The regulations give claimants the right to bring a representative to investigative hearings and default proceedings (id.) This provision opens the door for advocates and worker leaders to support victims of wage theft during administrative hearings and to help make the hearings less cumbersome and intimidating for workers who are unaccustomed to formal proceedings and do not speak English.

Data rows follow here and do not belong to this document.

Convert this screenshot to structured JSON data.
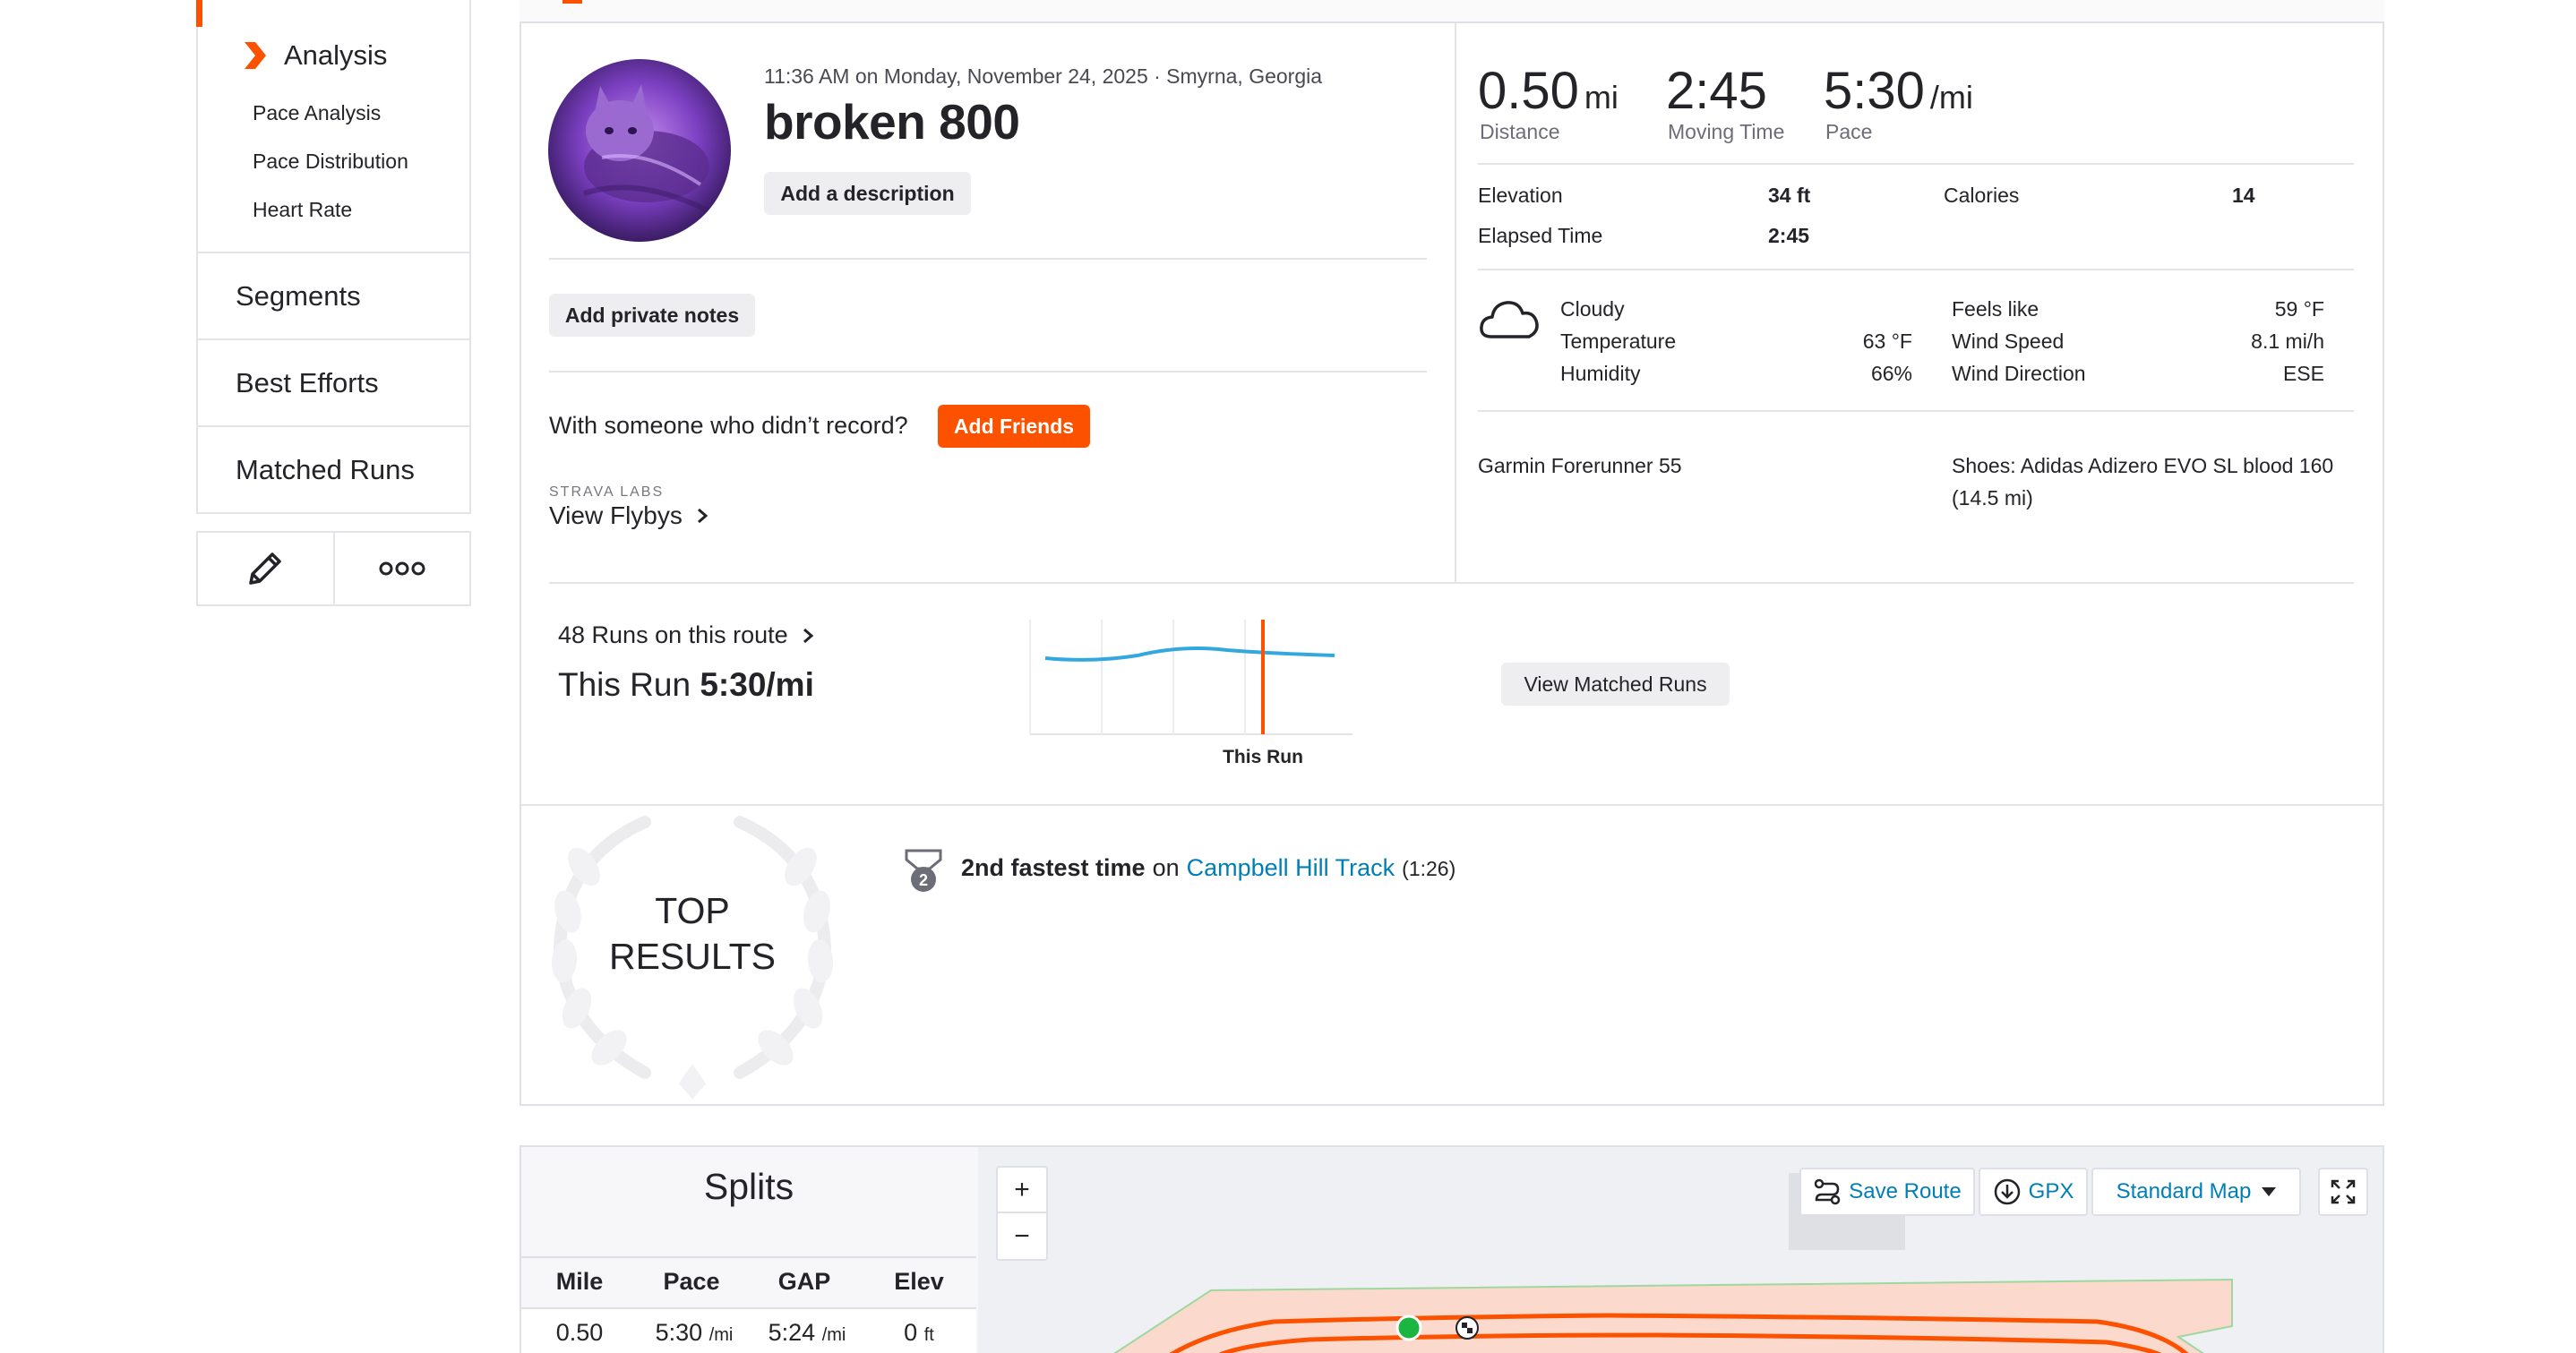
{
  "sidebar": {
    "analysis_label": "Analysis",
    "sub_items": [
      "Pace Analysis",
      "Pace Distribution",
      "Heart Rate"
    ],
    "items": [
      "Segments",
      "Best Efforts",
      "Matched Runs"
    ],
    "edit_icon": "pencil-icon",
    "more_icon": "more-dots-icon"
  },
  "activity": {
    "meta": "11:36 AM on Monday, November 24, 2025 · Smyrna, Georgia",
    "title": "broken 800",
    "add_description": "Add a description",
    "add_private_notes": "Add private notes",
    "with_someone": "With someone who didn’t record?",
    "add_friends": "Add Friends",
    "labs_label": "STRAVA LABS",
    "view_flybys": "View Flybys"
  },
  "stats": {
    "distance_value": "0.50",
    "distance_unit": "mi",
    "distance_label": "Distance",
    "moving_time_value": "2:45",
    "moving_time_label": "Moving Time",
    "pace_value": "5:30",
    "pace_unit": "/mi",
    "pace_label": "Pace",
    "elevation_label": "Elevation",
    "elevation_value": "34 ft",
    "calories_label": "Calories",
    "calories_value": "14",
    "elapsed_label": "Elapsed Time",
    "elapsed_value": "2:45"
  },
  "weather": {
    "condition": "Cloudy",
    "temperature_label": "Temperature",
    "temperature_value": "63 °F",
    "humidity_label": "Humidity",
    "humidity_value": "66%",
    "feels_like_label": "Feels like",
    "feels_like_value": "59 °F",
    "wind_speed_label": "Wind Speed",
    "wind_speed_value": "8.1 mi/h",
    "wind_direction_label": "Wind Direction",
    "wind_direction_value": "ESE",
    "icon": "cloud-icon"
  },
  "gear": {
    "device": "Garmin Forerunner 55",
    "shoes_line1": "Shoes: Adidas Adizero EVO SL blood 160",
    "shoes_line2": "(14.5 mi)"
  },
  "route": {
    "runs_count": "48 Runs on this route",
    "this_run_prefix": "This Run",
    "this_run_pace": "5:30/mi",
    "chart_marker_label": "This Run",
    "view_matched": "View Matched Runs"
  },
  "top_results": {
    "title_line1": "TOP",
    "title_line2": "RESULTS",
    "rank_text": "2nd fastest time",
    "on_text": "on",
    "segment": "Campbell Hill Track",
    "time": "(1:26)",
    "medal_number": "2"
  },
  "splits": {
    "title": "Splits",
    "headers": [
      "Mile",
      "Pace",
      "GAP",
      "Elev"
    ],
    "row": {
      "mile": "0.50",
      "pace": "5:30",
      "pace_unit": "/mi",
      "gap": "5:24",
      "gap_unit": "/mi",
      "elev": "0",
      "elev_unit": "ft"
    }
  },
  "map": {
    "zoom_in": "+",
    "zoom_out": "−",
    "save_route": "Save Route",
    "gpx": "GPX",
    "map_type": "Standard Map"
  },
  "colors": {
    "accent": "#fc5200",
    "link": "#007fb6",
    "chart_line": "#33a8de"
  }
}
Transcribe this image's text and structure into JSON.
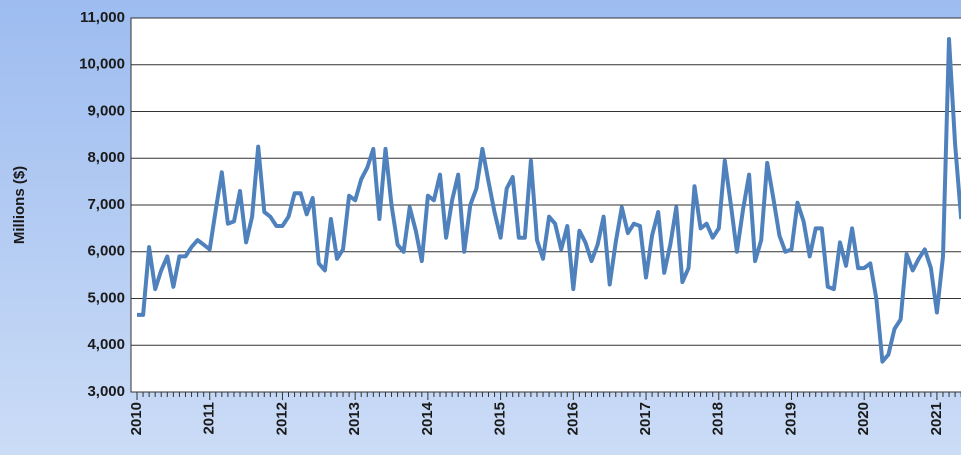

The regulations adopted the Mt. Clemens burden-shifting framework used in Fair Labor Standards Act cases when employers fail to maintain accurate time and pay records (Andersen v Mt. Clemens Pottery Company, 328 U.S. 680, 687 (1946)). This case stands for the proposition that while plaintiff employees in a wage-and-hour case bear the initial burden of proving the actual hours that they worked as a matter of reasonable inference, an employer who fails to maintain accurate time and payroll records has a difficult time shifting that burden of proof back to the employee. The coalition was aware of instances in different forums where an employer’s failure to keep such records, common in low-wage work, was a barrier to workers’ ability to prove their claims. Adoption of the Mt. Clemens standard ensures that low-road employers’ failure to maintain accurate time and pay records will make claimant employees’ meeting their burden of proof during adjudicative hearings easier rather than harder to (Ill. Admin. Code tit. 56, § 300.630.)
A common question that Just Pay for All coalition members face from advocates elsewhere, following this campaign, is, What has changed? In meetings between the coalition and the labor department in 2011, the department stated that the new small-claims adjudication was effective and was already rendering default judgments against employers who ignored the department’s notice of claims. The department also reported a higher rate of mediation success between worker and employers. Indeed, workers’ rights advocates have themselves found a greater willingness by employers, upon receiving letters highlighting the new civil and criminal penalties, to pay workers’ owed wages.
The amendments are a significant achievement in the fight against wage theft in Illinois and for Just Pay for All’s coalition work, and the small-claims adjudication established through S.B. 3568 has the potential to render millions of dollars worth of judgments. However, obtaining a judgment is only half the battle. Workers still have to collect on those judgments. The coalition’s work in other forums such as small claims, state circuit, and federal courts will also continue to render significant judgments; collecting on those judgments could be a challenge. And workers are not alone in having a vested interest in collecting; those judgments represent unpaid payroll and income taxes at a time of severe fiscal crisis. As these judgments start to accumulate, workers and their advocates will face the next question: what challenges will low-wage workers face in trying to collect their wages, and how can collection of owed wages be made easier? The answers to these questions will define the next stage in the fight against wage theft in Illinois.